Die Zahl der Anschläge auf Flüchtlingsunterkünfte in Baden-Württemberg hat im vergangenen Jahr leicht zugenommen. Die Fallzahl überstieg nach Angaben des Innenministeriums in Stuttgart mit zwölf Vorfällen bereits im dritten Quartal den Wert des Jahres 2021 (10). Folglich rechne die Polizei mit der ersten Erhöhung der Fallzahlen seit 2017. Zuvor waren Höchststände in den Jahren 2015 (70) und 2016 (77) erreicht worden. Im Jahr 2017 wurden 31 Anschläge verzeichnet - mit zwei Körperverletzungen und drei Sprengstoff- und Branddelikten.
Bei der Zahl der Gewaltdelikte ist demnach ein rückläufiger Trend zu verzeichnen. Während im Jahr 2015 neun, im Jahr 2016 noch 16 Körperverletzungen gemeldet wurden, war es zwischen Januar und September 2022 den Angaben zufolge nur ein Fall. Das strafbare Verwenden von Kennzeichen verfassungswidriger und terroristischer Organisationen - sogenannte Propagandadelikte - haben die Behörden in diesem Zeitraum drei Mal festgestellt. Hinzu kamen weitere Straftaten, etwa Hausfriedensbruch und Volksverhetzung. In der Hälfte der Fälle gehen die Behörden von rechtsmotivierten Straftaten aus. In vier Fällen seien Spannungen zwischen Ukrainern und Russen Hintergrund für Delikte in Flüchtlingsunterkünften gewesen.
Ein Sprecher von Innenminister Thomas Strobl (CDU) sagte, zu der vergleichsweise moderaten Entwicklung der Zahlen trage bei, dass nicht nur junge Männer, sondern vornehmlich Frauen mit Kindern vor dem Ukraine-Krieg nach Deutschland fliehen würden.

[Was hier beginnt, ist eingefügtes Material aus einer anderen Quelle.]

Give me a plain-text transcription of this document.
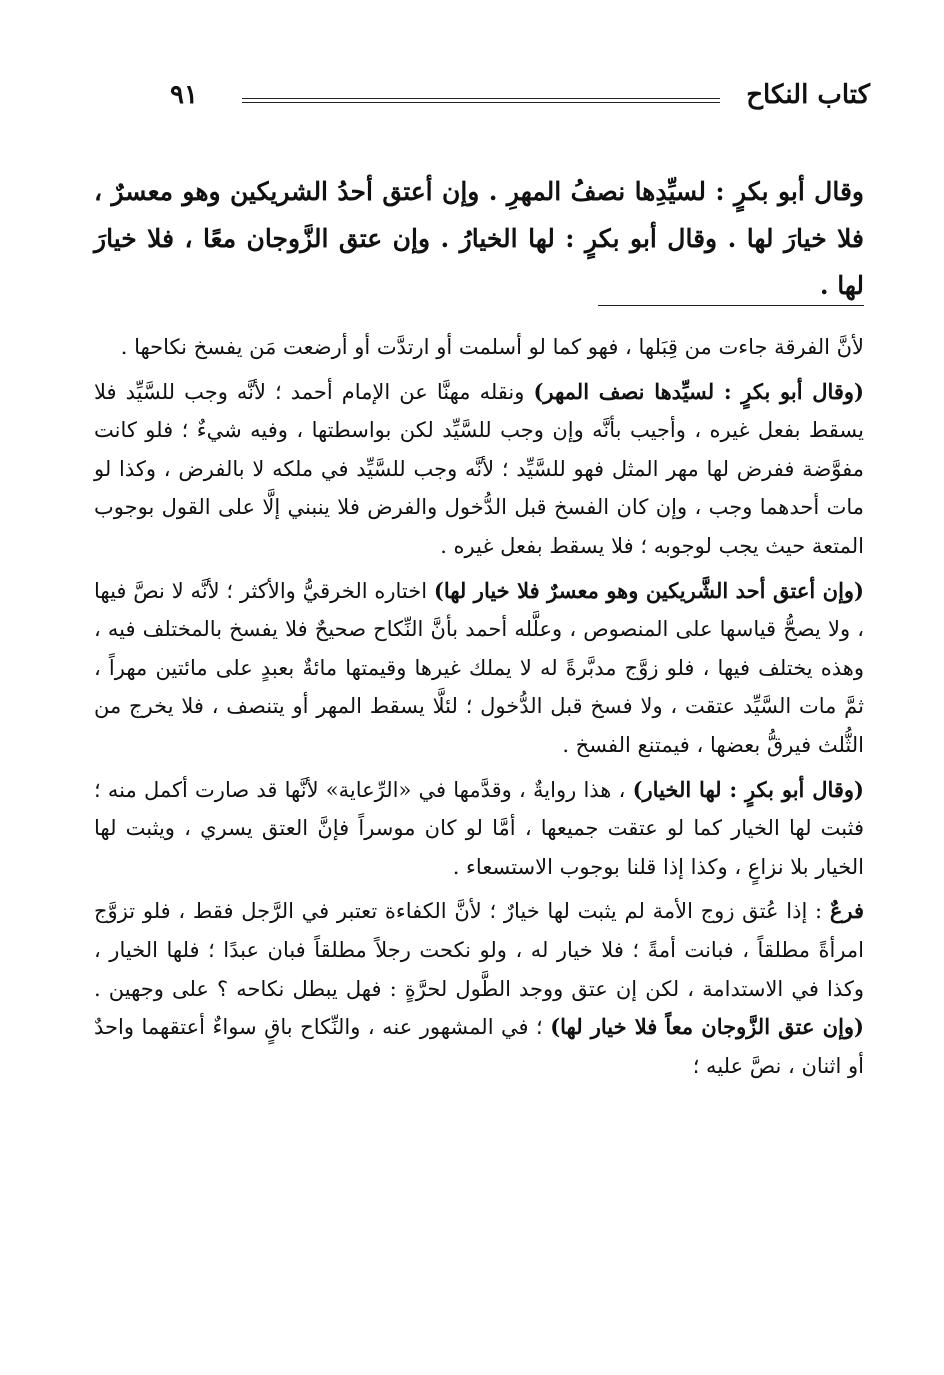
كتاب النكاح
٩١
وقال أبو بكرٍ : لسيِّدِها نصفُ المهرِ . وإن أعتق أحدُ الشريكين وهو معسرٌ ، فلا خيارَ لها . وقال أبو بكرٍ : لها الخيارُ . وإن عتق الزَّوجان معًا ، فلا خيارَ لها .

لأنَّ الفرقة جاءت من قِبَلها ، فهو كما لو أسلمت أو ارتدَّت أو أرضعت مَن يفسخ نكاحها .

(وقال أبو بكرٍ : لسيِّدها نصف المهر) ونقله مهنَّا عن الإمام أحمد ؛ لأنَّه وجب للسَّيِّد فلا يسقط بفعل غيره ، وأجيب بأنَّه وإن وجب للسَّيِّد لكن بواسطتها ، وفيه شيءٌ ؛ فلو كانت مفوَّضة ففرض لها مهر المثل فهو للسَّيِّد ؛ لأنَّه وجب للسَّيِّد في ملكه لا بالفرض ، وكذا لو مات أحدهما وجب ، وإن كان الفسخ قبل الدُّخول والفرض فلا ينبني إلَّا على القول بوجوب المتعة حيث يجب لوجوبه ؛ فلا يسقط بفعل غيره .

(وإن أعتق أحد الشَّريكين وهو معسرٌ فلا خيار لها) اختاره الخرقيُّ والأكثر ؛ لأنَّه لا نصَّ فيها ، ولا يصحُّ قياسها على المنصوص ، وعلَّله أحمد بأنَّ النِّكاح صحيحٌ فلا يفسخ بالمختلف فيه ، وهذه يختلف فيها ، فلو زوَّج مدبَّرةً له لا يملك غيرها وقيمتها مائةٌ بعبدٍ على مائتين مهراً ، ثمَّ مات السَّيِّد عتقت ، ولا فسخ قبل الدُّخول ؛ لئلَّا يسقط المهر أو يتنصف ، فلا يخرج من الثُّلث فيرقُّ بعضها ، فيمتنع الفسخ .

(وقال أبو بكرٍ : لها الخيار) ، هذا روايةٌ ، وقدَّمها في «الرِّعاية» لأنَّها قد صارت أكمل منه ؛ فثبت لها الخيار كما لو عتقت جميعها ، أمَّا لو كان موسراً فإنَّ العتق يسري ، ويثبت لها الخيار بلا نزاعٍ ، وكذا إذا قلنا بوجوب الاستسعاء .

فرعٌ : إذا عُتق زوج الأمة لم يثبت لها خيارٌ ؛ لأنَّ الكفاءة تعتبر في الرَّجل فقط ، فلو تزوَّج امرأةً مطلقاً ، فبانت أمةً ؛ فلا خيار له ، ولو نكحت رجلاً مطلقاً فبان عبدًا ؛ فلها الخيار ، وكذا في الاستدامة ، لكن إن عتق ووجد الطَّول لحرَّةٍ : فهل يبطل نكاحه ؟ على وجهين . (وإن عتق الزَّوجان معاً فلا خيار لها) ؛ في المشهور عنه ، والنِّكاح باقٍ سواءٌ أعتقهما واحدٌ أو اثنان ، نصَّ عليه ؛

Im Bund ist parallel zu den steigenden Zahlen Geflüchteter im vergangenen Jahr auch die Zahl von Angriffen auf Flüchtlingsunterkünfte erstmals seit 2015 wieder gestiegen. 2022 gab es 121 Überfälle, Anschläge, Sachbeschädigungen und tätliche Angriffe auf solche Unterkünfte - ein Plus von 73 Prozent im Vergleich zum Jahr zuvor.
Im Südwesten stoßen nach Angaben des Regierungspräsidiums Karlsruhe alle Aufnahmeebenen bei Unterkünften und Personal an ihre Grenzen. Nach dem Aufbau von Notkapazitäten stehen aktuell rund 13.200 Plätze zur Verfügung. Jeden Tag kommen demnach im Schnitt 100 Schutzsuchende in Baden-Württemberg an. Täglich werden 50 bis 70 Menschen vor allem aus Nordmazedonien, Afghanistan, der Türkei und Syrien auf die Kommunen verteilt, die sich auch um die Zugänge ukrainischer Flüchtlinge kümmern müssen.